Jeongyeon'un sorusunu yanıtladı Jihyo. "Momo'yu aradım. Onlar birlikteymiş buraya gelin dedim ama gelmediler. Tzuyu'yi de aradım açmadı. Sehun'u aradım. Tzuyu odaya kapatmış kendini konuşmak istemiyormuş," dedikten sonra kalktı. "Odama gidiyorum ben biraz uzanacağım."

Dördü de onaylayınca Jihyo odasına gitti. Kalan arkadaşlarını sessizlikte bırakmıştı.

Biraz sonra Kyungsoo yavaşça söyledi. "Yixing gitmiş. Duydunuz mu?"

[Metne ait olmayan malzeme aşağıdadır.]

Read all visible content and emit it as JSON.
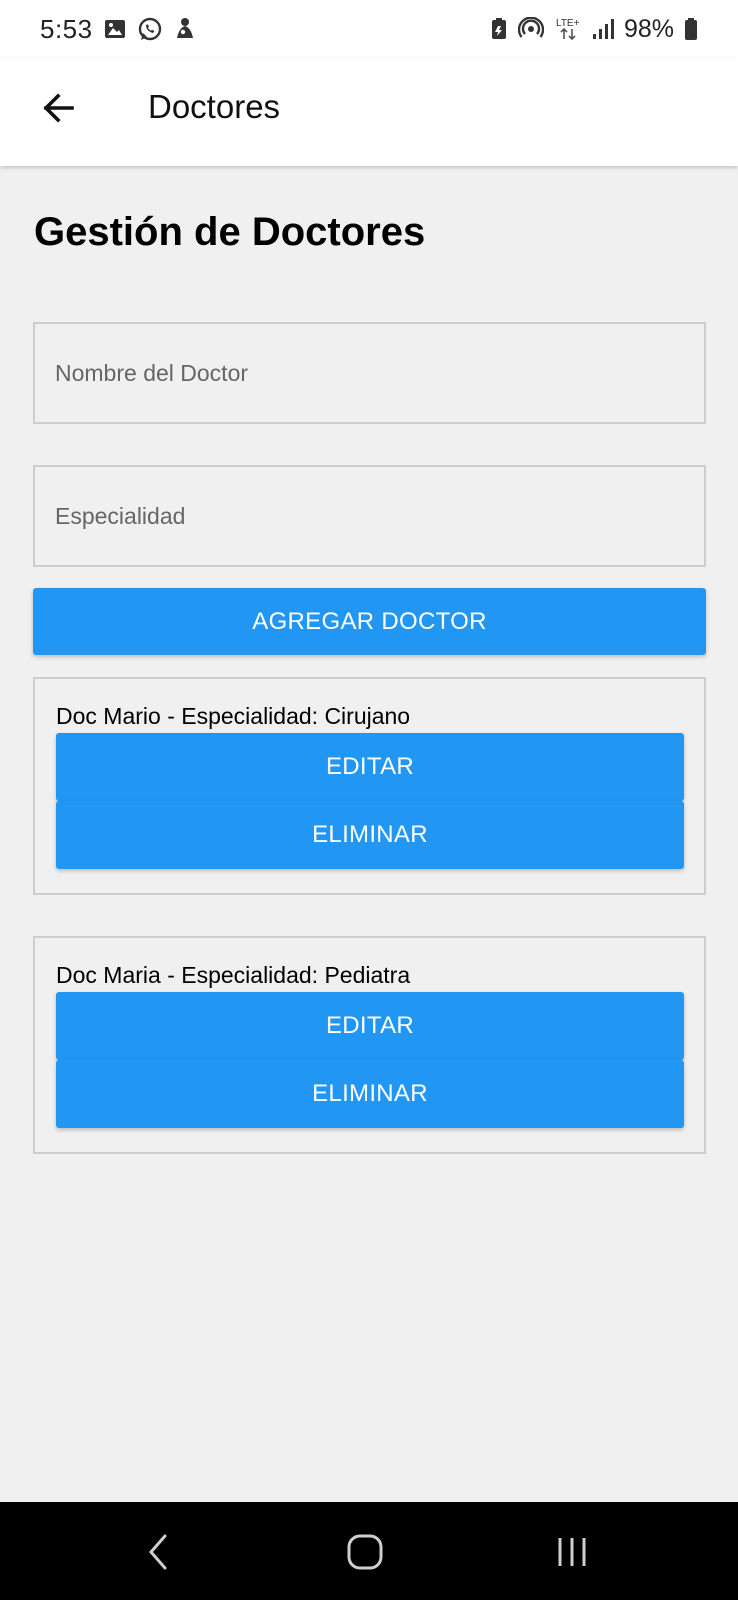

Üçünden de ret cevabı alınca devam etti. "Mektupta yazanı öğrenince okulla iletişime geçmiş. Doğruymuş yazan gerçekten kabul mektubu göndermişler. O da hemen toparlanıp gitmiş."

"Defolsun gitsin." Nayeon bütün nefretini kusarcasına söylemişti. O iğrenç günden sonra Yixing'le ilgili her şeyden nefret etmişti. Ne adını duymak ne de yüzünü görmek istiyordu. Bu isteği Yixing'in gidişiyle gerçekleşecek gibi görünüyordu. Sonrasında kedi gibi Kyungsoo'ya sokuldu. "Sarıl bana." diye kendisinin bile zor duyacağı bir sesle mırıldandı. Kyungsoo duymuştu ve sımsıkı sardı Nayeon'u. Kyungsoo'nun Nayeon'un acılarını hafifletmek gibi bir özelliği vardı.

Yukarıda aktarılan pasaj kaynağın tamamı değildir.